Big Windows Node file system latency and 100% activity (NTFS vs ReFS)

JDA · September 7, 2020, 8:55am

Hi,

A little bit of background first, my node is running under Windows Server 2019 with the native windows service version. It has been growing since the past year and it is now around 11TB with 7.8 million files with an average size of 1.4MB.

I noticed huge latency on the volume hosting the data’s since the volume reached around 4-5TB and it keep getting worse as the volume increased. Moving the database files to SSD reduced the problems but did not solve it completely.

The file system used for the data drive was NTFS with 4KB clusters
The drive activity was constantly around 80-100%
The average latency was way above 300ms even when the activity was very low

Listing the files on the volume was very slow and I started suspecting defragmentation or files count problems. I tried defragmenting the volume but it was taking ages and did not seem to solve anything.

I then though of two options:

Try to migrate the volume to a NTFS 64KB cluster to try to reduce the MFT file and limit fragmentation. However, I would lose a little bit of space, as the average file size is not very huge.
Try to migrate the volume to ReFS 4KB. ReFS have his pro and cons but it there is something that I does much better than NTFS is dealing with huge numbers of files, NTFS usually keep getting slower and slower the more file you add (talking about millions of files here)

I chose to test ReFS. I migrated my 11TB volume to a new ReFS 4KB partition (took some time for the copy but the node downtime was only 20 min) and it is the night and day:

Average latency under 1ms
Average activity is around 5-10%
Node startup have the data volume at 60% for 3-4 minutes compare to 100% for more than 30 min before
Listing the files on the volume is quite fast now

PS: It is just my experience; I am not saying that ReFS is better than NTFS for every Windows node.
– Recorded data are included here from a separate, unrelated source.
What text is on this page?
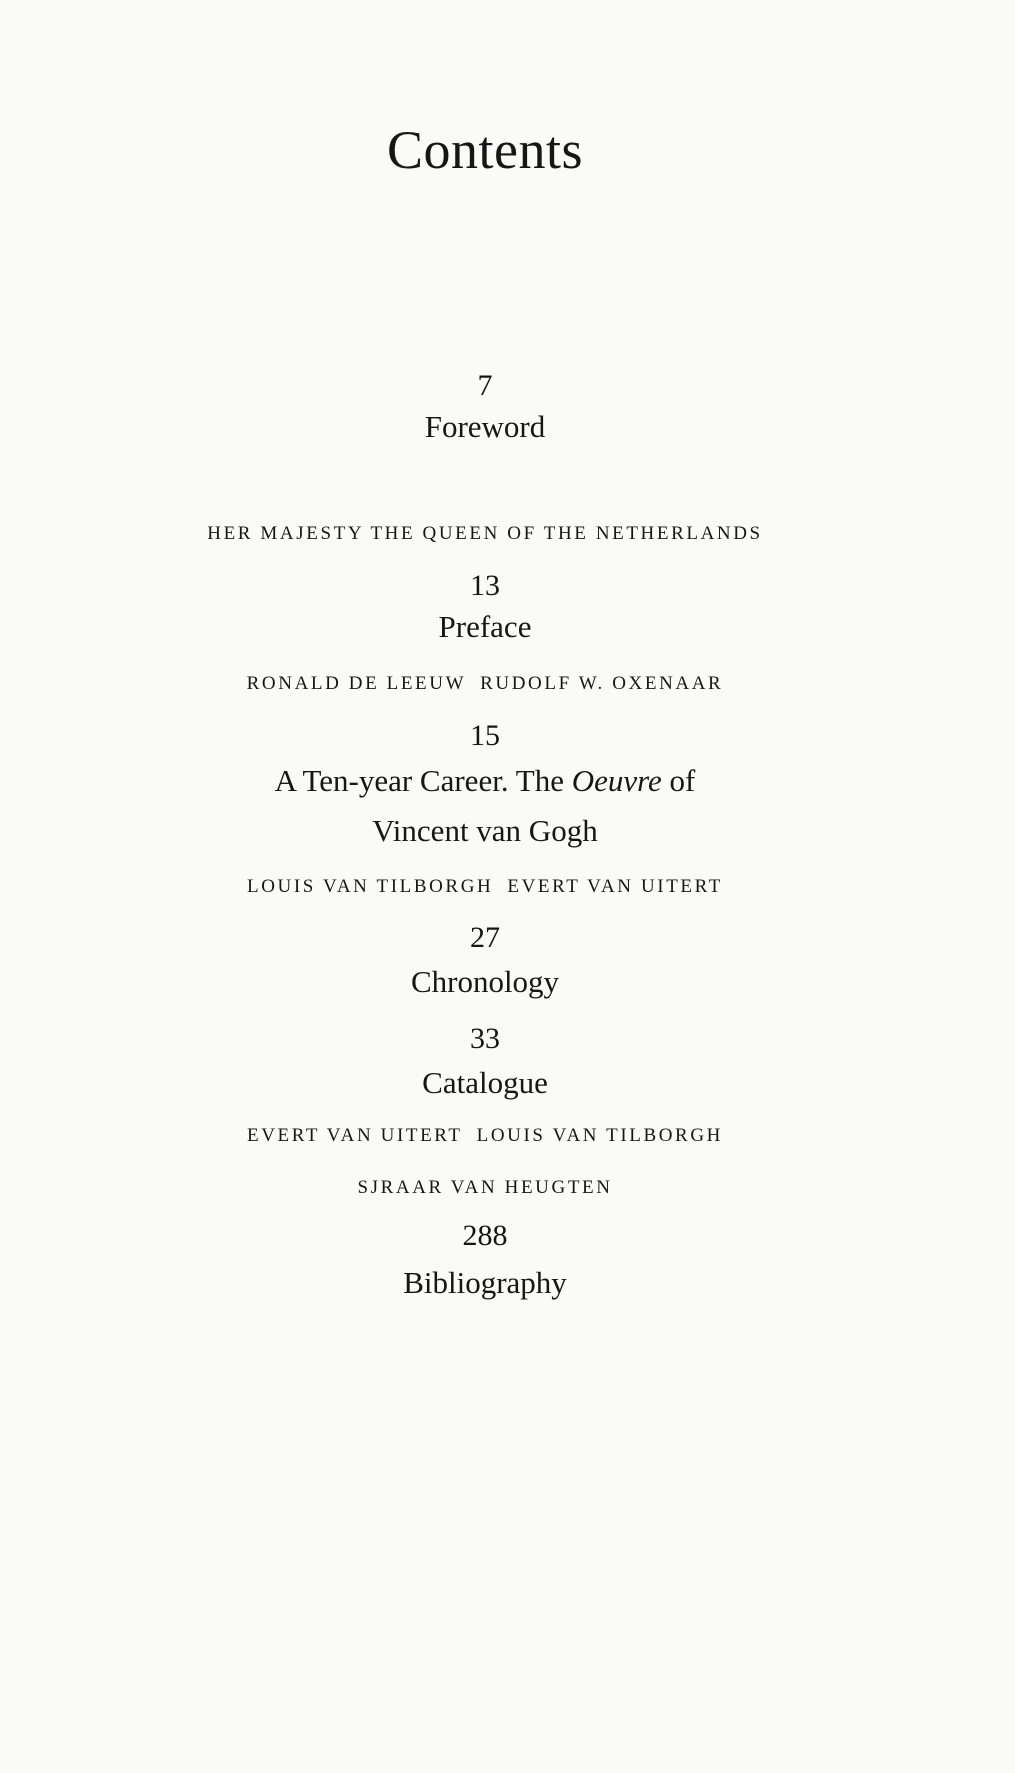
Contents
7
Foreword
HER MAJESTY THE QUEEN OF THE NETHERLANDS
13
Preface
RONALD DE LEEUW RUDOLF W. OXENAAR
15
A Ten-year Career. The Oeuvre of
Vincent van Gogh
LOUIS VAN TILBORGH EVERT VAN UITERT
27
Chronology
33
Catalogue
EVERT VAN UITERT LOUIS VAN TILBORGH
SJRAAR VAN HEUGTEN
288
Bibliography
But if you are facing huge latency spike on a > 10TB volume on Windows Server it might be the solution for you.

PartMent · August 17, 2021, 5:09am

Tried ReFS with a week.
Storj startup time (listing files) definitely faster than NTFS.
I used this repo to format partition on Windows 10 pro 21H1
But now ReFS doesn’t support size grow or shrink.

Alexey · August 17, 2021, 8:06am

Please, check that number of started uploads is equal finished.

PartMent · August 17, 2021, 12:43pm

Everything in log looks fine.
I see “upload started” and “uploaded”.
No critical error or warning.

JDA · September 7, 2021, 7:02am

As much as I suggest the use of ReFS on a huge node (> 10TB) I strongly advise you against doing it on a client OS. This should only be done on a Server OS.
ReFS is not really supported on Windows 10, you are asking for trouble :x

serger001 · October 12, 2021, 5:16pm

I use refs in windows 2019 and lost my 1tb node after reboot. After windows booted disk with data was in raw format. There are maaany questions in google by keyword: refs raw disk recovery
and no windows solution… it’s sadness

JDA · October 12, 2021, 5:41pm

It’s super strange, last time I heard about ReFS issues was back then in 2012 R2. Did you looked at the EventLog? it should tell you why the volume was set to this state.
Did the computer crashed during the reboot? Or the disk subsystem had an issue?

jammerdan · October 12, 2021, 5:48pm

ReFS is a typical Microsoft product. They started it with lots of enthusiasm but didn’t think it to the end and finally built a useless product.

It happened to me too: It was running like a charm at the beginning and I could not believe the warnings I had read on the internet. Then one day BANG HDD went into RAW mode shortly after I had consolidated Terabytes onto it and retired the old drives.
Where there are ways to recover a raw disk with Ntfs with ReFS there was no easy solution. Microsoft only offered a tiny CLI tool, 3rd party tools like Testdisk did not exist. So I had to follow Microsofts idea: The only solution was to buy a new drive, minimum the size of the one I needed to recover and perform a fullscan and copy all data found over to the new one. Not only did it cost me a new 8 TB drive as I had no spare of such a size, the fullscan also took like a week. At the end it has worked and I got my data back but this was not exactly the experience that I had expected from a freshly built state of the art new file system that was advertised as resilient and especially suitable for large amounts of data.

I happily went back to Ntfs, there will be no Refs for me for the next years until this product is really reliable.

serger001 · October 12, 2021, 5:54pm

The electricity went out. Other (NTFS) disks boot normal refs died. Now format it into ntfs and all right… Except my 8 months data :(((

JDA · October 12, 2021, 6:16pm

I see. ReFs does’t like power outrage at all :x
Using it in a Storage Space configuration with the option IsPowerProtected to false solve this issue, but it require aditional configuration.

That been said, for small volumes (anything bellow 10TB) there is really no benefit to use ReFS anyway.

jammerdan · May 2, 2022, 6:34am

ReFS seems to continue to be a horror story:

I would love to use it but still it seems to be not as reliable as it should be.